After the teachings, Delek Yangdron, along with the other escaped nuns, traveled to Dharamsala in northern India, location of the Central Tibetan Administration and home of His Holiness the Dalai Lama. On reaching Dharamsala, the large group of nuns was unable to join Geden Choeling Nunnery, the oldest nunnery in Dharamsala, because there was no space and the nunnery was very poor.
The Tibetan Women’s Association and Tibetan Nuns Project sprang into action to help them. The Tibetan Nuns Project purchased a plot of land to establish a new nunnery, Dolma Ling, to help the many nuns escaping from Tibet. The nuns moved to rented rooms close to the plot of land where they also helped with the construction of the nunnery. Delek Yangdron still remembers attending classes under trees and in makeshift tents, formally starting her studies at an adult age of 20.
Delek Yangdron has always loved studying and thoroughly enjoyed her classes. Thanks in part to Tibetan Nuns Project donors and volunteers, Delek Yangdron has not only received 15 years of academic studies, she has also taken an important leadership role in learning and teaching new technology and media. Under the guidance of volunteer teachers, she took basic computer classes. With time and effort, she has become very proficient in MS Word, design programs such as InDesign, Photoshop, photography, and video editing.
She was among the first group to receive training in computer skills and because of her special interest, she also taught in the Dolma Ling computer room, providing basic computer education to the other nuns while continuing her own studies. While in charge of the computer room, she designed the nuns’ yearly magazine and helped a senior Dolma Ling teacher with design for his book on full ordination for nuns. In 2008, when the unrest in Tibet started, a teachers’ group from Darjeeling approached her to design and type a book on Tibetan issues. Because she spent three months helping them, she was unable to take the year-end exam to continue her studies. Returning to Dolma Ling, she worked in the nunnery as a receptionist and caretaker of the guesthouse, before specializing in computer and media skills.
“I am now serving the nunnery with all my skills in photography and video making,” says Delek Yangdron. Her pictures are used for the Tibetan Nuns Project website, blog posts, Facebook page, annual newsletter, and wall calendar. “I am more than happy with my decision to work at the media room. I positively feel I will be of much better service to others following this path,” she says.

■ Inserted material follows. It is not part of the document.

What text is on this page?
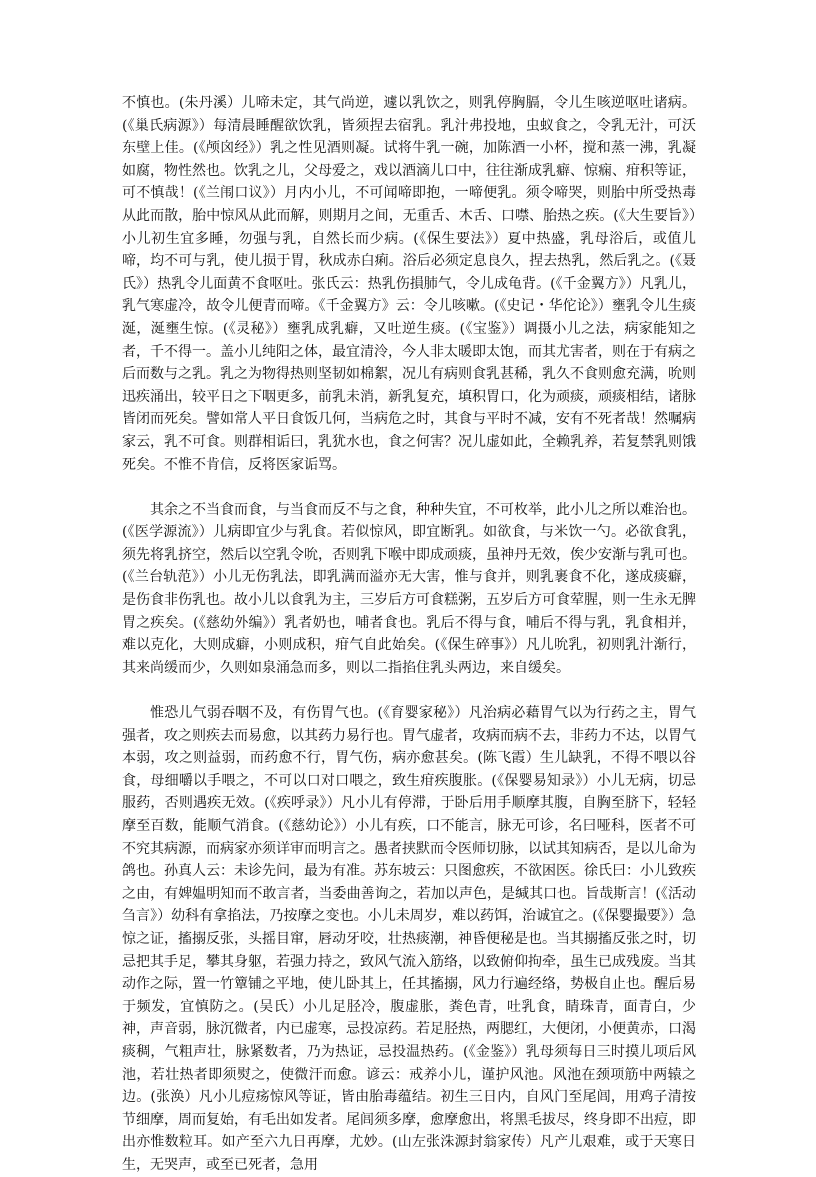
不慎也。(朱丹溪）儿啼未定，其气尚逆，遽以乳饮之，则乳停胸膈，令儿生咳逆呕吐诸病。(《巢氏病源》）每清晨睡醒欲饮乳，皆须捏去宿乳。乳汁弗投地，虫蚁食之，令乳无汁，可沃东壁上佳。(《颅囟经》）乳之性见酒则凝。试将牛乳一碗，加陈酒一小杯，搅和蒸一沸，乳凝如腐，物性然也。饮乳之儿，父母爱之，戏以酒滴儿口中，往往渐成乳癖、惊痫、疳积等证，可不慎哉！(《兰闱口议》）月内小儿，不可闻啼即抱，一啼便乳。须令啼哭，则胎中所受热毒从此而散，胎中惊风从此而解，则期月之间，无重舌、木舌、口噤、胎热之疾。(《大生要旨》）小儿初生宜多睡，勿强与乳，自然长而少病。(《保生要法》）夏中热盛，乳母浴后，或值儿啼，均不可与乳，使儿损于胃，秋成赤白痢。浴后必须定息良久，捏去热乳，然后乳之。(《聂氏》）热乳令儿面黄不食呕吐。张氏云：热乳伤損肺气，令儿成龟背。(《千金翼方》）凡乳儿，乳气寒虚冷，故令儿便青而啼。《千金翼方》云：令儿咳嗽。(《史记・华佗论》）壅乳令儿生痰涎，涎壅生惊。(《灵秘》）壅乳成乳癖，又吐逆生痰。(《宝鉴》）调摄小儿之法，病家能知之者，千不得一。盖小儿纯阳之体，最宜清泠，今人非太暖即太饱，而其尤害者，则在于有病之后而数与之乳。乳之为物得热则坚韧如棉絮，况儿有病则食乳甚稀，乳久不食则愈充满，吮则迅疾涌出，较平日之下咽更多，前乳未消，新乳复充，填积胃口，化为顽痰，顽痰相结，诸脉皆闭而死矣。譬如常人平日食饭几何，当病危之时，其食与平时不减，安有不死者哉！然嘱病家云，乳不可食。则群相诟曰，乳犹水也，食之何害？况儿虚如此，全赖乳养，若复禁乳则饿死矣。不惟不肯信，反将医家诟骂。

其余之不当食而食，与当食而反不与之食，种种失宜，不可枚举，此小儿之所以难治也。(《医学源流》）儿病即宜少与乳食。若似惊风，即宜断乳。如欲食，与米饮一勺。必欲食乳，须先将乳挤空，然后以空乳令吮，否则乳下喉中即成顽痰，虽神丹无效，俟少安渐与乳可也。(《兰台轨范》）小儿无伤乳法，即乳满而溢亦无大害，惟与食并，则乳裹食不化，遂成痰癖，是伤食非伤乳也。故小儿以食乳为主，三岁后方可食糕粥，五岁后方可食荤腥，则一生永无脾胃之疾矣。(《慈幼外编》）乳者奶也，哺者食也。乳后不得与食，哺后不得与乳，乳食相并，难以克化，大则成癖，小则成积，疳气自此始矣。(《保生碎事》）凡儿吮乳，初则乳汁渐行，其来尚缓而少，久则如泉涌急而多，则以二指掐住乳头两边，来自缓矣。

惟恐儿气弱吞咽不及，有伤胃气也。(《育婴家秘》）凡治病必藉胃气以为行药之主，胃气强者，攻之则疾去而易愈，以其药力易行也。胃气虚者，攻病而病不去，非药力不达，以胃气本弱，攻之则益弱，而药愈不行，胃气伤，病亦愈甚矣。(陈飞霞）生儿缺乳，不得不喂以谷食，母细嚼以手喂之，不可以口对口喂之，致生疳疾腹胀。(《保婴易知录》）小儿无病，切忌服药，否则遇疾无效。(《疾呼录》）凡小儿有停滞，于卧后用手顺摩其腹，自胸至脐下，轻轻摩至百数，能顺气消食。(《慈幼论》）小儿有疾，口不能言，脉无可诊，名曰哑科，医者不可不究其病源，而病家亦须详审而明言之。愚者挟默而令医师切脉，以试其知病否，是以儿命为鸽也。孙真人云：未诊先问，最为有准。苏东坡云：只图愈疾，不欲困医。徐氏曰：小儿致疾之由，有婢媪明知而不敢言者，当委曲善询之，若加以声色，是缄其口也。旨哉斯言！(《活动刍言》）幼科有拿掐法，乃按摩之变也。小儿未周岁，难以药饵，治诚宜之。(《保婴撮要》）急惊之证，搐搦反张，头摇目窜，唇动牙咬，壮热痰潮，神昏便秘是也。当其搦搐反张之时，切忌把其手足，攀其身躯，若强力持之，致风气流入筋络，以致俯仰拘牵，虽生已成残废。当其动作之际，置一竹簟铺之平地，使儿卧其上，任其搐搦，风力行遍经络，势极自止也。醒后易于频发，宜慎防之。(吴氏）小儿足胫冷，腹虚胀，粪色青，吐乳食，睛珠青，面青白，少神，声音弱，脉沉微者，内已虚寒，忌投凉药。若足胫热，两腮红，大便闭，小便黄赤，口渴痰稠，气粗声壮，脉紧数者，乃为热证，忌投温热药。(《金鉴》）乳母须每日三时摸儿项后风池，若壮热者即须熨之，使微汗而愈。谚云：戒养小儿，谨护风池。风池在颈项筋中两辕之边。(张涣）凡小儿痘疡惊风等证，皆由胎毒蕴结。初生三日内，自风门至尾闾，用鸡子清按节细摩，周而复始，有毛出如发者。尾闾须多摩，愈摩愈出，将黑毛拔尽，终身即不出痘，即出亦惟数粒耳。如产至六九日再摩，尤妙。(山左张洙源封翁家传）凡产儿艰难，或于天寒日生，无哭声，或至已死者，急用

Delek Yangdron’s long-term wish is to help her country by teaching inside Tibet. “There are many others like me in my village who are deprived of their basic freedom to education or may never be getting a chance to study. So I deeply wish to share my knowledge with people living in more remote areas of Tibet,” she said.
The other nuns who work with her on the Media Team and who have been trained by her are grateful for the chance to be taught by her. One of the nuns that Delek Yangdron helped train, Venerable Ngawang Choedon, said, “My best opportunity was learning from the Tibetan Nuns Project’s Media Section staff like Delek Yangdron, Gen Lhakpa Tsering, and our volunteer teachers Hamilton from Canada and Henry from Austria. Through their guidance, I was able to make a movie of the inauguration of Shugsep Nunnery.”
“At that time His Holiness the Dalai Lama was there. I could not believe that I could do such a great [important] job like taking photographs very near to him. After that I felt so great. I think that it’s like a miracle,” said Ngawang Choedon.
At least nine nuns at Dolma Ling Nunnery have now been trained in new technology and media arts and a further 20 nuns have received training on image editing and layout using Photoshop and InDesign, allowing them to produce their own newsletters and brochures. There are many more nuns who wish to learn these types of skills.
Already the nuns have accomplished great things. “Dolma Ling Nunnery and Institute is quite exceptional when it comes to computer and media knowledge,” says Harald Weichhart, an Austrian volunteer who provided training at the nunnery. “I have yet to find a Tibetan monastic community in India or Nepal where there is such a level of expertise in this field.”
We are extremely grateful to the 14 donors who helped fund new camera equipment for the Media Team this spring. The camera and memory cards will be purchased in the US and hand-delivered to the team in September 2017 in time for the 30th anniversary celebrations of the Tibetan Nuns Project in October.